(mais) Um ataque de Valter Lemos à nossa inteligência

 

Valter Lemos, seguindo o seu famoso e de má memória modus operandi, escreveu ontem um artigo no DN que é um massacre à inteligência. Utilizando a sua fantasiosa imaginação para sugerir que a liberdade de escolha proposta pelo Governo consiste em pôr as escolas a escolher os seus alunos, o ex-Secretário de Estado denuncia aquilo que ele julga ser a agenda oculta de Nuno Crato para a Educação: uma espécie de criação de ghettos educativos para destruir a escola pública.

 Como a paciência para estas coisas escasseia, vamos por pontos:

 

1a.
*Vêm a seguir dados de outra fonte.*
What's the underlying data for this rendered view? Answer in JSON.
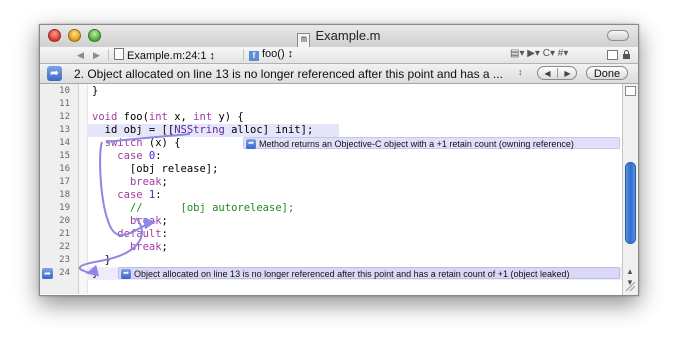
{
  "window": {
    "title": "Example.m",
    "file_icon_letter": "m"
  },
  "nav": {
    "file_crumb": "Example.m:24:1 ↕",
    "func_crumb": "foo() ↕",
    "func_badge": "f",
    "right_items": "▤▾  ▶▾  C▾  #▾"
  },
  "message": {
    "text": "2. Object allocated on line 13 is no longer referenced after this point and has a ...",
    "stepper": "↕",
    "prev_label": "◀",
    "next_label": "▶",
    "done_label": "Done"
  },
  "editor": {
    "line_numbers": [
      "10",
      "11",
      "12",
      "13",
      "14",
      "15",
      "16",
      "17",
      "18",
      "19",
      "20",
      "21",
      "22",
      "23",
      "24"
    ],
    "bubble_method": "Method returns an Objective-C object with a +1 retain count (owning reference)",
    "bubble_leak": "Object allocated on line 13 is no longer referenced after this point and has a retain count of +1 (object leaked)"
  },
  "colors": {
    "keyword": "#a33b9e",
    "number": "#2f2fd0",
    "comment": "#1f8a1f",
    "bubble_bg": "#dcdcf6",
    "highlight_line": "#e9e9fb",
    "arrow": "#8f86e6"
  },
  "icons": [
    "file-m-icon",
    "back-arrow-icon",
    "forward-arrow-icon",
    "analyzer-icon",
    "split-editor-icon",
    "lock-icon",
    "bubble-arrow-icon",
    "resize-grip-icon"
  ]
}
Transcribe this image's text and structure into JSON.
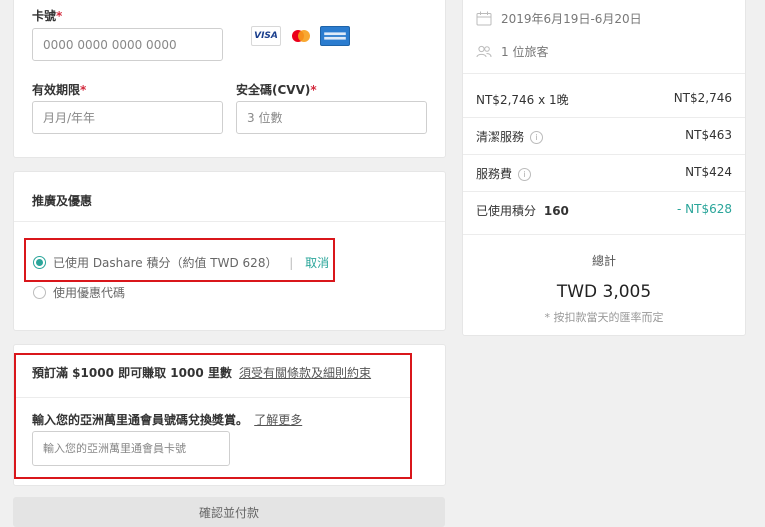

O Governo não vai pôr as escolas a escolher os alunos.

1b. Sim, isso significa que o artigo do Valter Lemos é um absurdo completo. E desonesto, evidentemente.

 

2a. A liberdade de escolha da escola não existe em Portugal. No ensino básico, por exemplo, os pais podem escolher até 5 escolas, mas apenas na sua área de residência ou trabalho. O que o Governo pretende é que essa limitação à área de residência ou trabalho deixe de existir. Ou seja, nada altera quanto aos critérios preferenciais na seleção dos alunos. Há uma enorme diferença entre critérios preferenciais (para a seleção dos alunos nas escolas) e obrigatoriedade (para os pais escolherem a escola).

2b. Sim, isso significa que o artigo do Valter Lemos se inicia com uma tremenda desonestidade – não é crível que um ex-Secretário de Estado da Educação não o soubesse.

 

3a. Nos países que o Ministro Nuno Crato referenciou como os principais modelos de inspiração, EUA e Inglaterra, a existência de liberdade de escolha não permite às escolas selecionar os seus alunos – precisamente porque é sabido que as escolas escolheriam de acordo com critérios socioeconómicos.

3b. Sim, toda a argumentação de Valter Lemos cai por terra.

 

4. Para acabar, a minha parte preferida, em que Valter Lemos demonstra uma chocante ignorância. É que todo o último parágrafo do seu artigo nasce de uma leitura errada (i.e. invertida) de um gráfico, que reproduzo exatamente abaixo (“No More Failures, Ten Steps to equity in Education”, OCDE, 2007, p. 64).

 

 

A partir deste gráfico, Valter Lemos afirma:

“os países com maior liberdade de escolha são igualmente os que têm maior segregação escolar (Hungria, Bélgica, Itália, Holanda, Luxemburgo, Eslováquia e México), e os países com liberdade de escolha mais condicionada, sujeita à obrigatoriedade ou prioridade da residência, são os que apresentam menor segregação escolar (Islândia, Canadá, Noruega, Finlândia, Suécia)”. DN, 5 de Dezembro 2011

Numa única frase, temos dois erros fundamentais. O primeiro nasce da já referida confusão entre os critérios preferenciais para a seleção dos alunos pelas escolas e a obrigatoriedade dos pais limitarem a escolha à sua zona de residência ou trabalho, resultando na deliciosa conclusão que há mais liberdade de escolha na Hungria e no México do que na Suécia. Uma conclusão, no mínimo, revolucionária.

O segundo erro é concluir que a menor segregação escolar no Canadá, Islândia e países escandinavos tem alguma relação com o seu sistema educativo, quando se está a falar das sociedades que, no mundo, têm menores índices de desigualdade, e que têm, entre si, diferentes sistemas educativos. É o elementar do pensamento científico: se os sistemas de ensino e graus de liberdade de escolha são diferentes, não pode existir uma relação causa-efeito. Ora, Valter Lemos utiliza estas duas conclusões, comprovadamente erradas, para sustentar uma “correlação” entre a liberdade de escolha e a segregação escolar. Como terá ficado percetível, tal não acontece.